JENSEN: My neighbor behind me who moved in had a Confederate flag on his truck, in his window and all of his friends wore Confederate flag T-shirts when they were painting his house. I lived next to him and he never said two words to me.

Jensen, who moved back to Minneapolis after she says her son was called the N-word in school, says too many in Valparaiso ignore the reality.

JENSEN: They need to deal with it. In saying nothing you’re saying a lot.

But one woman on the Northwest Indiana Race Relations Council says Valpo has been taking steps in the right direction in embracing diversity.

FREEMAN-WILSON: And that’s not always been the case in Valparaiso. That was one of the last urban areas to really integrate.

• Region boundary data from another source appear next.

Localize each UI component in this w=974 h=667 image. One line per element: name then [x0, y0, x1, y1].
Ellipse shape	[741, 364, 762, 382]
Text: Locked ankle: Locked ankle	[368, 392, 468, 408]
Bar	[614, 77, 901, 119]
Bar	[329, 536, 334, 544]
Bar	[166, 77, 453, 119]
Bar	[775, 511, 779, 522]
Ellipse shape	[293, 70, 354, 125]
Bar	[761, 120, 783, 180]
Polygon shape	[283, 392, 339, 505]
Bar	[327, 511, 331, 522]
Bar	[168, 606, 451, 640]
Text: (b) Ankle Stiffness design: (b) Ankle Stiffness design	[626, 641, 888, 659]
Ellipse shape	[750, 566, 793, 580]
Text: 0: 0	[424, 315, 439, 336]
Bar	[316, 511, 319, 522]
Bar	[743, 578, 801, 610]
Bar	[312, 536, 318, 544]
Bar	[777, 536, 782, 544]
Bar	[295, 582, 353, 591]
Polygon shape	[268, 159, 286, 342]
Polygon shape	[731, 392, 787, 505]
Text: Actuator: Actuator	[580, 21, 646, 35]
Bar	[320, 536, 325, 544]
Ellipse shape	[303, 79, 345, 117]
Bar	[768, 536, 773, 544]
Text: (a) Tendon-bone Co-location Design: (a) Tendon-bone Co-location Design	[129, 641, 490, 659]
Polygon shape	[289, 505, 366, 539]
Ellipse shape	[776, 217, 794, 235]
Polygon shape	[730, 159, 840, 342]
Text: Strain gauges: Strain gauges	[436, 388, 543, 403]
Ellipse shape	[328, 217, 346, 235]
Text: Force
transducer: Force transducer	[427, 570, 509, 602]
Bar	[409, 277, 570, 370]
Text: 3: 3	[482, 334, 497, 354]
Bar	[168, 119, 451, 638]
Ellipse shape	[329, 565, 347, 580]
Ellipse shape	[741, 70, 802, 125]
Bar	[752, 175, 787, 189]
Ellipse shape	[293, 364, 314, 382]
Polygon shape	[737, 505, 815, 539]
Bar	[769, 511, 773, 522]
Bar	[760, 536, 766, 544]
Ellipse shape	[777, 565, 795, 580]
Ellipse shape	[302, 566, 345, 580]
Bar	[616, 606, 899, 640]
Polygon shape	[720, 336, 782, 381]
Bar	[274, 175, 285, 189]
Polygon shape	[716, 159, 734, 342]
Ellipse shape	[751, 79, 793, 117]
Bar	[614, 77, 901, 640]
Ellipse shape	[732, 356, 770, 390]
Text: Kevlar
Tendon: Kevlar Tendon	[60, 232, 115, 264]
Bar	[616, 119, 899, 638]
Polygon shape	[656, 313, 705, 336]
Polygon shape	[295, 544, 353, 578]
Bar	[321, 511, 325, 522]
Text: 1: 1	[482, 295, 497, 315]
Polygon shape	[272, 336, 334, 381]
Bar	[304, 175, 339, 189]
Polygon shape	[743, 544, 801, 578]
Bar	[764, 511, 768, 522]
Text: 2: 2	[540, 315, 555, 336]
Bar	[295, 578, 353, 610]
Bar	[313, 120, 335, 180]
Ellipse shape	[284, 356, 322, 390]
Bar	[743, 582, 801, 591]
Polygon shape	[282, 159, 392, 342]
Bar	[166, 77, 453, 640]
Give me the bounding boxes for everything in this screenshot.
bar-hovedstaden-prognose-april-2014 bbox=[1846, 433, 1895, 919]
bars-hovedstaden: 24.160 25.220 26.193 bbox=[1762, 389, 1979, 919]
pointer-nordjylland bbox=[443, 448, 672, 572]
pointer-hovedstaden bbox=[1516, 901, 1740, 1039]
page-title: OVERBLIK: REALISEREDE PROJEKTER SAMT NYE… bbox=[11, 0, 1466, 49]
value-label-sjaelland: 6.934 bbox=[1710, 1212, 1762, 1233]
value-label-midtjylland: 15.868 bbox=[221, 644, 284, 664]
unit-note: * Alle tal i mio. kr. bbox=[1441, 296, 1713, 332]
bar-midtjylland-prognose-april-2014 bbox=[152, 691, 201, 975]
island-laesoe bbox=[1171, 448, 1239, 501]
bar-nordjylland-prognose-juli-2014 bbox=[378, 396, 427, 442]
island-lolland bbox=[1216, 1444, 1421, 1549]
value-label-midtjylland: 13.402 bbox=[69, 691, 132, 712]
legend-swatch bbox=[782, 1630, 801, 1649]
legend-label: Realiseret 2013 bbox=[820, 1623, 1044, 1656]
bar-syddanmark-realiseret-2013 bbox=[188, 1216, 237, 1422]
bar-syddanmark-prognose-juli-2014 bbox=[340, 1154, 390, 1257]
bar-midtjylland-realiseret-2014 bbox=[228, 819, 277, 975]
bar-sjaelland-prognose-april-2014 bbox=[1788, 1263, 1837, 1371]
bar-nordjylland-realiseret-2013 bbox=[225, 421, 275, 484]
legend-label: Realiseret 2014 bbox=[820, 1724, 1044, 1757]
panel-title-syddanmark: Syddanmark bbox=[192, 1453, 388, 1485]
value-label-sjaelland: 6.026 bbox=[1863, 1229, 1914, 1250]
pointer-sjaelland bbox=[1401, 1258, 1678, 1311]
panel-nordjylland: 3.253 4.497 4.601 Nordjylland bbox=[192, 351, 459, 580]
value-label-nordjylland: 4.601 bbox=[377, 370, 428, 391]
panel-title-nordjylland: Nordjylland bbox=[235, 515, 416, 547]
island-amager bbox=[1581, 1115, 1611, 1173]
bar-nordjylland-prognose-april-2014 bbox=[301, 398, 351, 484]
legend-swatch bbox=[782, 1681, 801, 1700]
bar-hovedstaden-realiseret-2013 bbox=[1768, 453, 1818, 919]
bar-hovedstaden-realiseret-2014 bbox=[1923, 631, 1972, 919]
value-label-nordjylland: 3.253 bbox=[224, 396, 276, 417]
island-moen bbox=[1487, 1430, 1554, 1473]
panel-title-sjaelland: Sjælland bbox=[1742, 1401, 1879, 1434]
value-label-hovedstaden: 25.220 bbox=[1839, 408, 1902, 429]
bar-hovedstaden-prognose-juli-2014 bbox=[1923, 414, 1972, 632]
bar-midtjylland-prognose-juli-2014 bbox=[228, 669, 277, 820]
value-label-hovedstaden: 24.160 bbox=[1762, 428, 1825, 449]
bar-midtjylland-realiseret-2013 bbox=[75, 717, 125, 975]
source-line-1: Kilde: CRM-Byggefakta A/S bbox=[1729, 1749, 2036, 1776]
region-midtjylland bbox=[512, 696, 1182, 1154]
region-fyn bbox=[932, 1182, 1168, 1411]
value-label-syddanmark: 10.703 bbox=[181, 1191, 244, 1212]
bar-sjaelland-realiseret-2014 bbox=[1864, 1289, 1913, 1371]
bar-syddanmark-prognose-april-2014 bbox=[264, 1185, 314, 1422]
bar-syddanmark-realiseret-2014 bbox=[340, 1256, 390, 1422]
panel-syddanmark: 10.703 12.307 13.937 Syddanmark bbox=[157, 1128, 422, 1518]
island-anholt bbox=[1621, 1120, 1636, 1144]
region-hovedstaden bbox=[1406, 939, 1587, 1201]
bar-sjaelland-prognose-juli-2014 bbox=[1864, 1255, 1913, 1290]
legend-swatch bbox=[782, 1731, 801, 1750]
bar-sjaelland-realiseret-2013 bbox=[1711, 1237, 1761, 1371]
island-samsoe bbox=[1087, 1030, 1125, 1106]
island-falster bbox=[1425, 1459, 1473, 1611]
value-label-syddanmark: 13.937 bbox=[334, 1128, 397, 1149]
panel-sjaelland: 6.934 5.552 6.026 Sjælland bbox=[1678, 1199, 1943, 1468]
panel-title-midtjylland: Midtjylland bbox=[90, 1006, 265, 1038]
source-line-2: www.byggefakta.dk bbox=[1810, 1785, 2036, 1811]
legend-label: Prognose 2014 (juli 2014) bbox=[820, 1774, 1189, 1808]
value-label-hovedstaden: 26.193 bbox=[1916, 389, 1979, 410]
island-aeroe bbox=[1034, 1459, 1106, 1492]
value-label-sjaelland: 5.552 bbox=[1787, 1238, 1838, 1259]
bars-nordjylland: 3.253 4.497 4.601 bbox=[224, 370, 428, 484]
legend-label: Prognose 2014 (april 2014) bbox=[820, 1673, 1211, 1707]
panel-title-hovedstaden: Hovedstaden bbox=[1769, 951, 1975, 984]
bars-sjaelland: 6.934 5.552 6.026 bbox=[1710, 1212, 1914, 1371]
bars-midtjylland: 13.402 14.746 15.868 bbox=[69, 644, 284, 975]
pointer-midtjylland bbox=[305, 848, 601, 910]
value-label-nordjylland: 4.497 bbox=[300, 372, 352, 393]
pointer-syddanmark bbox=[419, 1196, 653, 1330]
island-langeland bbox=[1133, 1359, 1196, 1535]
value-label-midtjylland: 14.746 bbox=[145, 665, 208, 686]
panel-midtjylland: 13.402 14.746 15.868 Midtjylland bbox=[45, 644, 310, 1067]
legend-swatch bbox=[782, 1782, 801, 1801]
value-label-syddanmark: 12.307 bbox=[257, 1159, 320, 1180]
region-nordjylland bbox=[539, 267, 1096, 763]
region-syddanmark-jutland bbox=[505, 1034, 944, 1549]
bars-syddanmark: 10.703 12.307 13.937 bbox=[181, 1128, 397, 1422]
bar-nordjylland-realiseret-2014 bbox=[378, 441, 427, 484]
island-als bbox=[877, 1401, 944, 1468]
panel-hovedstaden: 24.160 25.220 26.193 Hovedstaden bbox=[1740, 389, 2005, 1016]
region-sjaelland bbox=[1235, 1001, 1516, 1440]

Karen Freeman-Wilson is a former attorney general in Indiana and one of two black woman to hold the post. She speculates that some people’s racist attitude toward the nation’s first black president Barack Obama and Valparaiso’s own efforts could be why such incidents have picked up recently.

FREEMAN-WILSON: Sometimes you think that maybe the pro-activity might have resulted in some backlash in terms of folks who are less forward thinking being threatened by some of the progressive things that the administration in Valparaiso has engaged in.

Valpo resident Robert Cotton says he feels he’s successfully assimilated into this community. But he knows assimilation alone isn’t enough to keep racial taunting from happening.

COTTON: Nothing would stop that.

But Cotton adds that for him as a black man a sense of belonging has developed here. He believes Valparaiso will continue its efforts to be more inclusive.

If not…

COTTON: We will perhaps fall under the same weight of what has plagued so many other cities and that’s diversity lasting from the time the first black person gets here to the time the last white person leaves.

The incident at the high school was solved. But so far, police say they have no leads in solving the other race-related crimes. The Human Relations Council hopes to sponsor a public forum to keep the dialogue going.